The report reveals nearly a quarter of the 3.1 million Australian passports issued last financial year took more than six weeks to process, and the office’s productivity in 2022-23 was 56 per cent down on pre-pandemic levels.
The Department of Foreign Affairs and Trade-run office managed to process just 61 per cent of passports within its own ten day target, and only 91 per cent of priority applications – which cost $252 each – were completed within its two day target.
And the Auditor-General’s office said the targets themselves were misleading, because the performance measure “does not capture the period from application lodgement through to the receipt of the passport by the applicant”.
“DFAT has not been efficiently delivering passport services,” the audit found.
“While the department has time frame targets for processing applications, those targets are not customer focused and are not being consistently met.
“There are no resource efficiency targets; the average cost to produce a passport has increased more than the increase in the price of labour; and staff efficiency, which was improving up until the COVID-19 pandemic, has deteriorated since the international border was reopened.”
The audit found the Passport Office had no centralised means of recording and managing complaints, and priority processing fees were rarely refunded when urgent passports were delivered late.
“DFAT’s processes do not assist applicants to seek refunds in circumstances where priority applications are not processed within two business days,” the report said.
“In 2022–23, DFAT refunded $733,224 in priority fees while up to $15.9 million in revenue was retained from applicants who may have been eligible to claim a refund.”

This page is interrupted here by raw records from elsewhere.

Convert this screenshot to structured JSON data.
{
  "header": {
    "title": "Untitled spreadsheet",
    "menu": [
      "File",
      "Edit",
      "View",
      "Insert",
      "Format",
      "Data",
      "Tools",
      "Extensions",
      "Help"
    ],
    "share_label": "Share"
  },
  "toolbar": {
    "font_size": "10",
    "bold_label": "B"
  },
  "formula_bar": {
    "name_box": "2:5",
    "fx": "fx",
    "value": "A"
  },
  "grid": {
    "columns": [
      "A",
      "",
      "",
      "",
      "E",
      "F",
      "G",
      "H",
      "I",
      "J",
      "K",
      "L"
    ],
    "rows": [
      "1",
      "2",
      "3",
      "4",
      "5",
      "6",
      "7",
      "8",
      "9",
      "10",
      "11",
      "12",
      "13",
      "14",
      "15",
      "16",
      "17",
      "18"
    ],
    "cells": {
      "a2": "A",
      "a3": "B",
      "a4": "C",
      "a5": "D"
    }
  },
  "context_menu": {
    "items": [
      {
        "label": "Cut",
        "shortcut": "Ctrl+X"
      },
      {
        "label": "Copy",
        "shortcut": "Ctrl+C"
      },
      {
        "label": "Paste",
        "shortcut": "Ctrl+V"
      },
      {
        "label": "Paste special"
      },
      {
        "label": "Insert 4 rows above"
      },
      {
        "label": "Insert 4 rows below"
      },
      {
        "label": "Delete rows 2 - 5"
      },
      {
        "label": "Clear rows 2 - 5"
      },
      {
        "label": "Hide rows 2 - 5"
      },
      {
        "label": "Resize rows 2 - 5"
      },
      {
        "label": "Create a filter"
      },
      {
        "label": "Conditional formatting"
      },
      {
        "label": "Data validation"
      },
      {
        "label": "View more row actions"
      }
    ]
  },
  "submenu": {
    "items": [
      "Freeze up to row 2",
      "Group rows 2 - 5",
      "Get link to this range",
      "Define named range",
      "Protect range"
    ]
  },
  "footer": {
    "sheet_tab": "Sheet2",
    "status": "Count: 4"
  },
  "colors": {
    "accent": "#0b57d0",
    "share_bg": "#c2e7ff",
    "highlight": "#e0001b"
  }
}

While the office’s 10 business days internal processing target has remained unchanged over the years, it now advises applicants to allow a “minimum of six weeks” for their new passports to be completed.
“The incongruity between the department’s timeliness performance targets and its public messaging reflects that the department’s approach to measuring time efficiency is not customer focused,” the Auditor-General’s report said.
Demand for passports has been, on average, 22 per cent higher since the nation’s borders reopened than it was before the pandemic.
The audit found additional staff employed by the Passport Office to avoid a backlog when travel resumed had not been engaged and trained early enough.
Staff efficiency had also deteriorated since the border reopened, and the cost of producing passports had risen faster than the cost of labour.
The report called for DFAT to be more transparent with applicants on the time they can expect to wait for their new passport, and to provide refunds for all priority applicants whose passports were not processed within the promised time frame.
The Albanese has lifted the price of passports by $38 since it was elected, with a $28 rise due from July 1.
Opposition foreign affairs spokesman Simon Birmingham said the price hikes were a “desperate cash grab” while Australians waited longer for their travel documents to be delivered.
“The Albanese Labor government should reverse their big passport price hike until they comprehensively respond to these recommendations so that Australians get a fair deal on passports, not a costly, stressful stuff-around,” he said.
But Assistant Foreign Affairs Minister Tim Watts blamed the Morrison government for the office’s difficulties, saying it failed to adequately prepare for the reopening of the border.
“The former Coalition government was warned as early as December 2020 to prepare for a ‘pent-up demand surge’,” he said.
“As a result of their failure to plan, Australians were waiting 50 days on average to receive a passport when the backlog was at its peak.”